The Dow Jones Industrial Average lost more than 200 point, last Friday, "erasing its gains for the year," quoting from a New York Times report, January 21.

The Times article, by Jad Mouad and Vikas Bajaj, blamed the sharp drop on crude oil prices that went above $68 a barrel and earnings reports from General Electric (this writer holds GE stock) and Citigroup, among others, that did not meet expectations.

Concerning gas prices at the pump, we motorists would be advised to keep a close watch on prices and drive accordingly. LPR was interested to see Sam Donaldson and Cokie Roberts back on ABC News' "This Week" January 22.

Alas, Mr. Donaldson was not helpful in predicting that we will be happy to have gas at $3 a gallon.

LPR noted that Mr. Donaldson also believes that the economy is not in good shape -- certainly not if another gas spike goes through the heart of the economy.

LPR believes that price of gas depends on our response to the gas spike, not on the musings of media correspondents like Mr. Donaldson.

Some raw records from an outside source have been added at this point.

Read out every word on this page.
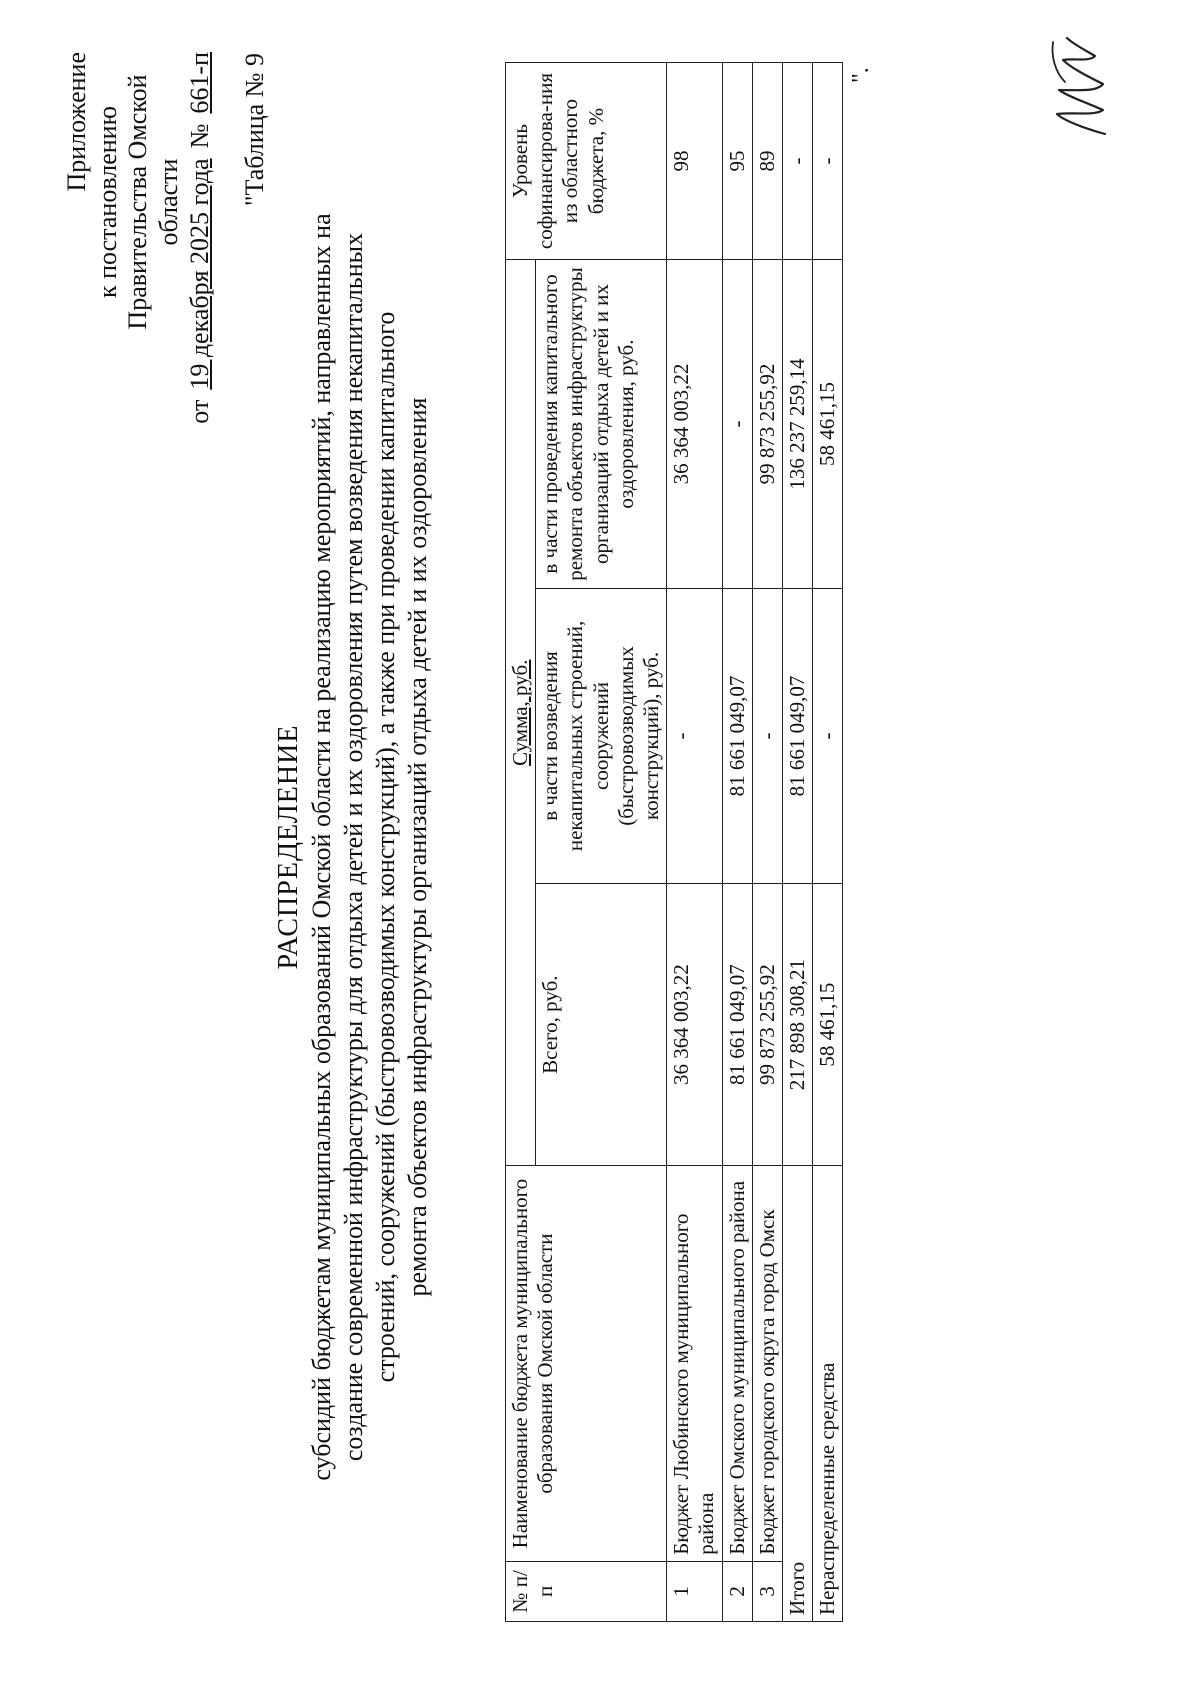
Приложение к постановлению Правительства Омской области
от
19 декабря 2025 года
№
661-п "Таблица № 9
РАСПРЕДЕЛЕНИЕ субсидий бюджетам муниципальных образований Омской области на реализацию мероприятий, направленных на создание современной инфраструктуры для отдыха детей и их оздоровления путем возведения некапитальных строений, сооружений (быстровозводимых конструкций), а также при проведении капитального ремонта объектов инфраструктуры организаций отдыха детей и их оздоровления
№ п/п	Наименование бюджета муниципального образования Омской области	Сумма, руб.			Уровень софинансирова-ния из областного бюджета, %
		Всего, руб.	в части возведения некапитальных строений, сооружений (быстровозводимых конструкций), руб.	в части проведения капитального ремонта объектов инфраструктуры организаций отдыха детей и их оздоровления, руб.	
1	Бюджет Любинского муниципального района	36 364 003,22	-	36 364 003,22	98
2	Бюджет Омского муниципального района	81 661 049,07	81 661 049,07	-	95
3	Бюджет городского округа город Омск	99 873 255,92	-	99 873 255,92	89
Итого		217 898 308,21	81 661 049,07	136 237 259,14	-
Нераспределенные средства		58 461,15	-	58 461,15	-
".
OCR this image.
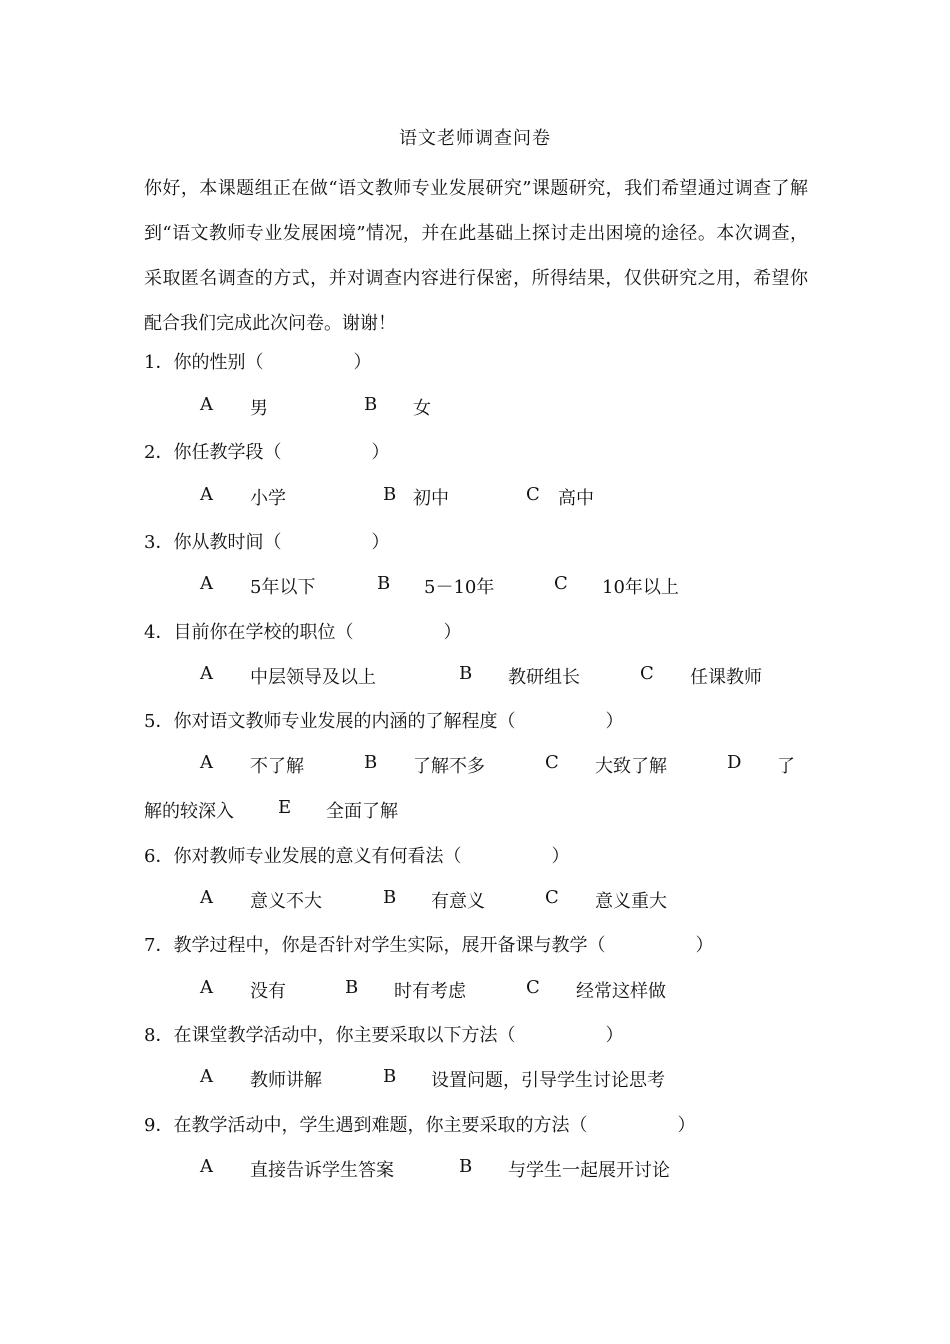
语文老师调查问卷

你好，本课题组正在做“语文教师专业发展研究”课题研究，我们希望通过调查了解到“语文教师专业发展困境”情况，并在此基础上探讨走出困境的途径。本次调查，采取匿名调查的方式，并对调查内容进行保密，所得结果，仅供研究之用，希望你配合我们完成此次问卷。谢谢！

1．你的性别（　　　　　）
A 男	B 女
2．你任教学段（　　　　　）
A 小学	B 初中	C 高中
3．你从教时间（　　　　　）
A 5年以下	B 5－10年	C 10年以上
4．目前你在学校的职位（　　　　　）
A 中层领导及以上	B 教研组长	C 任课教师
5．你对语文教师专业发展的内涵的了解程度（　　　　　）
A 不了解	B 了解不多	C 大致了解	D 了
解的较深入 E 全面了解
6．你对教师专业发展的意义有何看法（　　　　　）
A 意义不大	B 有意义	C 意义重大
7．教学过程中，你是否针对学生实际，展开备课与教学（　　　　　）
A 没有	B 时有考虑	C 经常这样做
8．在课堂教学活动中，你主要采取以下方法（　　　　　）
A 教师讲解	B 设置问题，引导学生讨论思考
9．在教学活动中，学生遇到难题，你主要采取的方法（　　　　　）
A 直接告诉学生答案	B 与学生一起展开讨论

LPR believes that reform -- change of heart -- in corporate suites would do wonders for the stock market, in particular, and the economy in general.



More and more, the media is taking notice of compensation given to corporation executives. NOW -- the public television program, noted among other things, January 20, that corporate execs, at some companies, make 400 times the wages of workers.

The New York Times, January 16, writing on Carl C. Icahn's attempt to shakeup Time Warner noted that the company's stock price has been "stagnant." This
writer, a Time Warner shareholder would note that the closing price, January 21 -- $17.07 is considerably lower than the $19..45 at the close of 2004.

For the past year, the Dow Jones industrial average has ricocheted roughly between 10,500 and 11,000. Perhaps "stagnant" better describes the Dow Jones performance, not the performance of a stock down more than 10 percent since January 1, 2005.

LPR would be interested how investors would react if business leaders committed themselves to the notion that compensation should reflect performance, not power over directors.

Indeed, LPR would be interested how the economy responded if business leaders agreed that service to the public, not preoccupation with bloated compensation, is good for business.